"You know why I couldn't do your job? It's not the cooking, I guess I could learn that. It's the heat. I don't know how you stand it back here." Almost every non-cook who stands on the line invariably makes that comment. When I first brought Jen to the kitchen to show her my new digs, she said the first thing she noticed was the heat.
One hot day last month our fun was to keep checking the probes tucked in our sleeve for the temperature. It went anywhere from 41C (105.8 F) to 44C (111.2 ºF) and dinner rush hadn't even started. This means the burners were off and we weren't rushing to put orders out. The stove was on though, it's always on, and so were the grill and the friers.
To all of you out there, take heart when I tell you after a while you don't notice the heat anymore. Also some comfort should be the fact that you really are not on the line your entire shift, there's a lot of prep to be done. In fact at the beginning of your career, depending on what kitchen you are in, you may be doing only prep. As Anthony Bourdain puts it in "The Nasty Bits," you might be "chained to a sink in a crowded sub-cellar, doing nothing more glamorous, hour after hour after hour, than scraping vegetables or washing shellfish." I must have lucked out in this kitchen because the most unpleasant job I did, and it was not for hours, was to clean calamari. Although there is this one girl who had to deshell lobster and after two hours of playing in lobster juice her fingers had gotten quite pruny.
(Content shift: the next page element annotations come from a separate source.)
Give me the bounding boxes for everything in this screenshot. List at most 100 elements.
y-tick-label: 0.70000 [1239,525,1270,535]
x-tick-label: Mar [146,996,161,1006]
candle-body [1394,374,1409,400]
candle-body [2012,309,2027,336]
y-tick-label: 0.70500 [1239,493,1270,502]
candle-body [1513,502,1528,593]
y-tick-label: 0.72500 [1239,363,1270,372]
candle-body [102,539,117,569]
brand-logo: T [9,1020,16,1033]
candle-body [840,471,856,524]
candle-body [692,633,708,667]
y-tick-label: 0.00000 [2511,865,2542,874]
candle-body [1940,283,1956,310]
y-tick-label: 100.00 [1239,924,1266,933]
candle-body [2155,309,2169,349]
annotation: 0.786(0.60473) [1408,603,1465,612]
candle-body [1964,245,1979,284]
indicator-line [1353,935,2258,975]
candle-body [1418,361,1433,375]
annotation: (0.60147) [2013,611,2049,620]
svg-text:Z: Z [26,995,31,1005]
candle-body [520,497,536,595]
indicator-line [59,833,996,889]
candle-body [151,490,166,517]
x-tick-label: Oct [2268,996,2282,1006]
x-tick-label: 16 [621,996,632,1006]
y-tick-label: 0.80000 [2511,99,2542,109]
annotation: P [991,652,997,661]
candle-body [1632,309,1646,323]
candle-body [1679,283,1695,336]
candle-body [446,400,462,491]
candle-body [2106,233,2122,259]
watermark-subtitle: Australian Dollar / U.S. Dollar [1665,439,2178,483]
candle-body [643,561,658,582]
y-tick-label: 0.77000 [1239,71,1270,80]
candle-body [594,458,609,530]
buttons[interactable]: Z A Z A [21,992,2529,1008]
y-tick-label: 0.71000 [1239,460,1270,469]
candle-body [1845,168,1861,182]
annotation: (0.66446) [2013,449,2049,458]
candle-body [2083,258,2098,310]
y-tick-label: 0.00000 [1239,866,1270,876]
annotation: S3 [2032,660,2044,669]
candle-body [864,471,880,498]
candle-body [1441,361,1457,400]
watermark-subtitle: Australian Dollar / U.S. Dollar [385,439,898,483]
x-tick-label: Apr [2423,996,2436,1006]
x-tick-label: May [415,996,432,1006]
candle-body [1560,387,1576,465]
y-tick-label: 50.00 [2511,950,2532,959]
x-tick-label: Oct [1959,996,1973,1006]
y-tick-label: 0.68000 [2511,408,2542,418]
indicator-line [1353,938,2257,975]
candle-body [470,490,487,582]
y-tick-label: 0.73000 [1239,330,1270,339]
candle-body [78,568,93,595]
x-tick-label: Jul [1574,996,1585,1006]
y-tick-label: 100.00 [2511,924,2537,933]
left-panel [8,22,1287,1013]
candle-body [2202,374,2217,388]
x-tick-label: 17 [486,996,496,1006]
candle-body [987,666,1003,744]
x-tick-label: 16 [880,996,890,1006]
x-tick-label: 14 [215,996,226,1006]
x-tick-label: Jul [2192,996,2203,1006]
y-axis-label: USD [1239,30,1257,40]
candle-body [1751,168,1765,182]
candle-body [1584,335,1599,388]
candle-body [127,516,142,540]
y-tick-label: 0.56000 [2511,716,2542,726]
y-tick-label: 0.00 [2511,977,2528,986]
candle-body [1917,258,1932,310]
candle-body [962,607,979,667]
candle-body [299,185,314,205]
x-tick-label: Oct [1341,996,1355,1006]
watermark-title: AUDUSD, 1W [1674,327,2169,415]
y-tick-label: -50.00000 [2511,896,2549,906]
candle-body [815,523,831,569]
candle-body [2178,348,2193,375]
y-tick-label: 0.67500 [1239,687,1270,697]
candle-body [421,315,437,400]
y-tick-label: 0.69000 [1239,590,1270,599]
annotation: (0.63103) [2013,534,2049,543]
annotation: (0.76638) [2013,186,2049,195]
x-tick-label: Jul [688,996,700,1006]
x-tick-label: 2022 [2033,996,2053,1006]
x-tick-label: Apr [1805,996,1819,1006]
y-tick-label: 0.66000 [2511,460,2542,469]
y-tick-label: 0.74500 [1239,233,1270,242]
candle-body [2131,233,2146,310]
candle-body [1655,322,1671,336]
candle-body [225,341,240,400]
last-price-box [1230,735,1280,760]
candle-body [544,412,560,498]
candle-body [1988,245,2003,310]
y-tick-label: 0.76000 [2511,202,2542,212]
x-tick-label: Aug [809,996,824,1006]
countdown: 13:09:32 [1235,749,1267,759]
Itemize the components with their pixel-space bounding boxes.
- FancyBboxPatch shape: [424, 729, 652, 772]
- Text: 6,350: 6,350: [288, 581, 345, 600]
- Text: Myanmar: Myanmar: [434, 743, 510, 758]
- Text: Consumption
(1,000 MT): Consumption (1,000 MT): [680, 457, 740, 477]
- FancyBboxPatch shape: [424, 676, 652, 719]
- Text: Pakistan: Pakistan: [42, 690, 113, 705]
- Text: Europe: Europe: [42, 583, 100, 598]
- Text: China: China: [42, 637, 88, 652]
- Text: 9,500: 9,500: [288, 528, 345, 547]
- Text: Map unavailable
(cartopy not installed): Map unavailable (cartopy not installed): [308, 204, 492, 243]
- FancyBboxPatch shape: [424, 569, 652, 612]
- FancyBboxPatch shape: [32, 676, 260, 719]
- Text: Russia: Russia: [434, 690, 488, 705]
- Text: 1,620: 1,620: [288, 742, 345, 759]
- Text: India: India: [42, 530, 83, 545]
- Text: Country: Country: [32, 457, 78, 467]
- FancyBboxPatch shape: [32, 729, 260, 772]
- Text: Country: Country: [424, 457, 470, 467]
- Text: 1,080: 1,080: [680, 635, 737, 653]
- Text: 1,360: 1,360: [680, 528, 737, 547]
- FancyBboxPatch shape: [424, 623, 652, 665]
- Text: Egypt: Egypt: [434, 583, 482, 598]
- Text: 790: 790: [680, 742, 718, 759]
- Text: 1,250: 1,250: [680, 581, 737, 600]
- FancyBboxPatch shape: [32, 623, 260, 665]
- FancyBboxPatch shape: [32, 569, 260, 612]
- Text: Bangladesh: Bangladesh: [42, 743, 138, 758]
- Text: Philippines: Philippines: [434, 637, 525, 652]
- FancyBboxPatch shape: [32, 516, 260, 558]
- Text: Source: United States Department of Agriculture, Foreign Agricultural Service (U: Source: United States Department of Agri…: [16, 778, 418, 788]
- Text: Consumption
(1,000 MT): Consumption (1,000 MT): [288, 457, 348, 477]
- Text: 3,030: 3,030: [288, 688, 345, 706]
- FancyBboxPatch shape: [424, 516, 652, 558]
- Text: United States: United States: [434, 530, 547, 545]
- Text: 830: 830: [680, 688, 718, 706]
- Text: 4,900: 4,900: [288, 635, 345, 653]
There are two kitchens at my workplace. A banquet kitchen and the bistro kitchen downstairs. I spend most of my time in the bistro. I really dig the fast pace of it all and have the stamina required to make it through the madness as we fall in the weeds and have to get ourselves out. In the upstairs kitchen there can be 4-5 people prepping and plating all day for a function of say 200 people. And the food all goes out in an hour. That's their rush: An hour, two at most. I think I'd be bored. My assistance was required not long ago for the glamorous job of sorbet scooping. 145 people, 3 different scoops of sorbet for each. You do the math. And you can't just throw the stuff in the cup, it has to look pretty. And you better hurry, because IT MELTS (unless you choose to do the entire job standing in the freezer) So you wheel out a tray of empty cups, fill them each with peach sorbet, rinse the scoop and move on to let's say raspberry, rinse the scoop and do, i don't know, lemon. Wheel the first tray in, wheel the second, empty tray out. Repeat. Repeat. Repeat. 145 people, 3 scoops each.
So yeah. It's not always that hot, you might just be freezing. I know your hands will.